RocksDB Development Finds a CPU Bug
This is the story of how a RocksDB unit test I added four years ago, a mini-stress test you might call it, revealed a novel hardware bug in a newer CPU. It was scary enough to be assigned a "high severity" CVE.
Background: Unique Identifiers
About four years ago, we added unique identifiers to SST files to give them stable identifiers across different filesystems for caching purposes. Part of the motivation here was to eliminate our dependence on the uniqueness and non-recycling of unique identifiers on files provided by the OS filesystem.
High Quality Randomness
Using large random numbers (e.g. 128 bits) for persisting random identifiers is safer and more predictable than relying on filesystem uniqueness guarantees. The team used a quasi-random approach with multiple entropy sources.
Trust But Verify
Unit tests used many threads to create thousands of unique identifiers and verified their uniqueness. For a high quality source, the probability of any duplicate 128-bit IDs among thousands is negligible.
That's Weird
The test based on std::random_device failed, once. Then it failed again about a month later. No failures for four years, then two failures in two months.

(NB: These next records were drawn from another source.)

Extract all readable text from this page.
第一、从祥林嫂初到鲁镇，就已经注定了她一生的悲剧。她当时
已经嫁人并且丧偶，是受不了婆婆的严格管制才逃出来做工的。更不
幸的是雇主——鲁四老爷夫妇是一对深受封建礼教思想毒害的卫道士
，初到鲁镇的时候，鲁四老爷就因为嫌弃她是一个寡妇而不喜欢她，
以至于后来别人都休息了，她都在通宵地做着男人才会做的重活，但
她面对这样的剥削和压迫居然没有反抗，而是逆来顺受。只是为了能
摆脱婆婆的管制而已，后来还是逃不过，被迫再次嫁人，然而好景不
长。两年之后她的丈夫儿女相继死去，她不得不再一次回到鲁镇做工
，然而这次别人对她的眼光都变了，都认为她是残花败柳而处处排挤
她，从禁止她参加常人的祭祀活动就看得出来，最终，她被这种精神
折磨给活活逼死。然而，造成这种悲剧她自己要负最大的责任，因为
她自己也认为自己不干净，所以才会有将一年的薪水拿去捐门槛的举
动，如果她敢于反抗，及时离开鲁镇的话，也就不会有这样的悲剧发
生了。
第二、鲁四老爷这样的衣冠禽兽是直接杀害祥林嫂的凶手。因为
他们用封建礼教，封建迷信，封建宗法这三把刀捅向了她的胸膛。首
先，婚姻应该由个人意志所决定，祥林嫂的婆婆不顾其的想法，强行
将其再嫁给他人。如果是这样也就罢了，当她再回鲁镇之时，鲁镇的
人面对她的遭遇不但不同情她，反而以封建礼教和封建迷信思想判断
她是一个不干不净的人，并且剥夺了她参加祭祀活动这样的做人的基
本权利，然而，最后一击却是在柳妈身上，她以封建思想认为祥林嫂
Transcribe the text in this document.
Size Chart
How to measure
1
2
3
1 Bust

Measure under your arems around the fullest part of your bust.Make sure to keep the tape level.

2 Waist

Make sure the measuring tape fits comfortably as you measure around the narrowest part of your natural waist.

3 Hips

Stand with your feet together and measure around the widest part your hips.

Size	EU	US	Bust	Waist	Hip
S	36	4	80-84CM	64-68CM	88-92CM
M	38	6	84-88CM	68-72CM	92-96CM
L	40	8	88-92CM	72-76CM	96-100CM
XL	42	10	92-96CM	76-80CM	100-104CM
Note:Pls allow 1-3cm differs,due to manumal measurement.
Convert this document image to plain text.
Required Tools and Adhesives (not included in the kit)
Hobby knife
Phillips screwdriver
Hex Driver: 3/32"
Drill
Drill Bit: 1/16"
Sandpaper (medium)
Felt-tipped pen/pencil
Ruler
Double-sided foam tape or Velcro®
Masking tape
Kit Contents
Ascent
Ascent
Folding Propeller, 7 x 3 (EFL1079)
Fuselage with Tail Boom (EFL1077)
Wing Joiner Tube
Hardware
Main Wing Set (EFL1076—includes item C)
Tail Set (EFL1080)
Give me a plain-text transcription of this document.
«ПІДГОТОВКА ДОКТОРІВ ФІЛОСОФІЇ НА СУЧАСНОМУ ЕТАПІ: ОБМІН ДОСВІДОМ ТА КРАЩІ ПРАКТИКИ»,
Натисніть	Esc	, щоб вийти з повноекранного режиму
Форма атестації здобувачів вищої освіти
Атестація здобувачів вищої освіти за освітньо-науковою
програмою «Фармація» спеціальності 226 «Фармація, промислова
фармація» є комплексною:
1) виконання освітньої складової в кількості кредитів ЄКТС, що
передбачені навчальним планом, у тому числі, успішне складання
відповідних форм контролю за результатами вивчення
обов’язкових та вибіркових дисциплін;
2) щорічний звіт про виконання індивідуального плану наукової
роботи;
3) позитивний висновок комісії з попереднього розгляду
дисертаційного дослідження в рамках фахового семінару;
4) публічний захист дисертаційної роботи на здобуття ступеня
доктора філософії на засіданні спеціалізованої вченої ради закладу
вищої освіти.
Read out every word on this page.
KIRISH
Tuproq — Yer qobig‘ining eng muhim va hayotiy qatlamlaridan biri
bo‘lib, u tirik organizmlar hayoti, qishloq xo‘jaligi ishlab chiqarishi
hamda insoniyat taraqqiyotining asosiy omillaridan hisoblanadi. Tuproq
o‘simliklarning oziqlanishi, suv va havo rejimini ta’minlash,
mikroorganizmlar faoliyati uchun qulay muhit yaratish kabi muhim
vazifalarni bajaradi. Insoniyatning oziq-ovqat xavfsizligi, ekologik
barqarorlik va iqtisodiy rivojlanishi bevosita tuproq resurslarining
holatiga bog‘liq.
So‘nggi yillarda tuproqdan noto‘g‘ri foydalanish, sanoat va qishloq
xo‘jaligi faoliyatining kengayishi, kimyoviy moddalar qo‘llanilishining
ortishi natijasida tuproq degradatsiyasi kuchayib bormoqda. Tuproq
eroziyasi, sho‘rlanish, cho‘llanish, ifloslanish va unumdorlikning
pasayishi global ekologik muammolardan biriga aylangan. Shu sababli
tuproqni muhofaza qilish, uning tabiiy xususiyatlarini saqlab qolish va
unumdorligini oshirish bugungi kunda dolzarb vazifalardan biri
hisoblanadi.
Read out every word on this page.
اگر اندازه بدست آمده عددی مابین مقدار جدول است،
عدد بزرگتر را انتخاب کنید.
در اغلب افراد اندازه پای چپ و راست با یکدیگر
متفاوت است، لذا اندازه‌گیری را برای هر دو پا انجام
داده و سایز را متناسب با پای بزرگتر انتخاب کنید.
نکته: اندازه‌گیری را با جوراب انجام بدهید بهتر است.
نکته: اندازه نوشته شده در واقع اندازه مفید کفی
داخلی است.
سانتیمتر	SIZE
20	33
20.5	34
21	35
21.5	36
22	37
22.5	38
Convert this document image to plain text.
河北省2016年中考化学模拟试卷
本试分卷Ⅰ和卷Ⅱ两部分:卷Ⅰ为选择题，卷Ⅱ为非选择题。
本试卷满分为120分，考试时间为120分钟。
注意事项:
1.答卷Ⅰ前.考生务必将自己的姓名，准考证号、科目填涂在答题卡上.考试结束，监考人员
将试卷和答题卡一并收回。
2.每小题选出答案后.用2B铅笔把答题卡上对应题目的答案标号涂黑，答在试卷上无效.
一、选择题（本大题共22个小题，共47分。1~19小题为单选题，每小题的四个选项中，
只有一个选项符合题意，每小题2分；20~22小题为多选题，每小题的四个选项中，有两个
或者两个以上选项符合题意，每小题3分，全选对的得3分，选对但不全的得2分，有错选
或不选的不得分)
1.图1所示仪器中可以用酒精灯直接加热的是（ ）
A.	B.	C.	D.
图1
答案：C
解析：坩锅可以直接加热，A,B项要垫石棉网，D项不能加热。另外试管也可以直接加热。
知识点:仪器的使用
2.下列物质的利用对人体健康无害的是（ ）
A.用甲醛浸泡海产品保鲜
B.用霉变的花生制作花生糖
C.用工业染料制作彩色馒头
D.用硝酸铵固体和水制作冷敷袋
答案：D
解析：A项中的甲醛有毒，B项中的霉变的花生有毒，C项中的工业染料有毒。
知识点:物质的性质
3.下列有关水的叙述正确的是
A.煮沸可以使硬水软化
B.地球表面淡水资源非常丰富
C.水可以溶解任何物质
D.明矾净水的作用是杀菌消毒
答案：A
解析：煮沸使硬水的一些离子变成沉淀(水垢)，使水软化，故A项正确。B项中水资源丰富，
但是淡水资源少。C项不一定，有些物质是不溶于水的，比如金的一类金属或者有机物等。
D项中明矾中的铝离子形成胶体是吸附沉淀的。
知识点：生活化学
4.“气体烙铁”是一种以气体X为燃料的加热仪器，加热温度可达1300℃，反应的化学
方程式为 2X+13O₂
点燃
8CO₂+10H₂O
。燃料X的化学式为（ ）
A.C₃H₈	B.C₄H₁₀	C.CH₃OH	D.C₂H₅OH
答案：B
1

Both failed test jobs had run on the same type of hardware, though in completely different data centers.
Root Cause Analysis
The RDSEED instruction on this type of processor would return 0 and "success" much more often than would randomly be expected, but only on some cores and only under "complex micro-architectural conditions reproducible under memory-load." AMD quickly acknowledged the issue and announced planned mitigation, including a CPU microcode update.
Key Takeaways
- Test what you depend on.
- Have redundancies and/or sanity checks for what you depend on.
- Even CPUs can have bugs, usually flaky individual units but occasionally a bug affecting all units.
Rating: ★★★★☆ - A fascinating real-world story of hardware bug discovery through rigorous testing.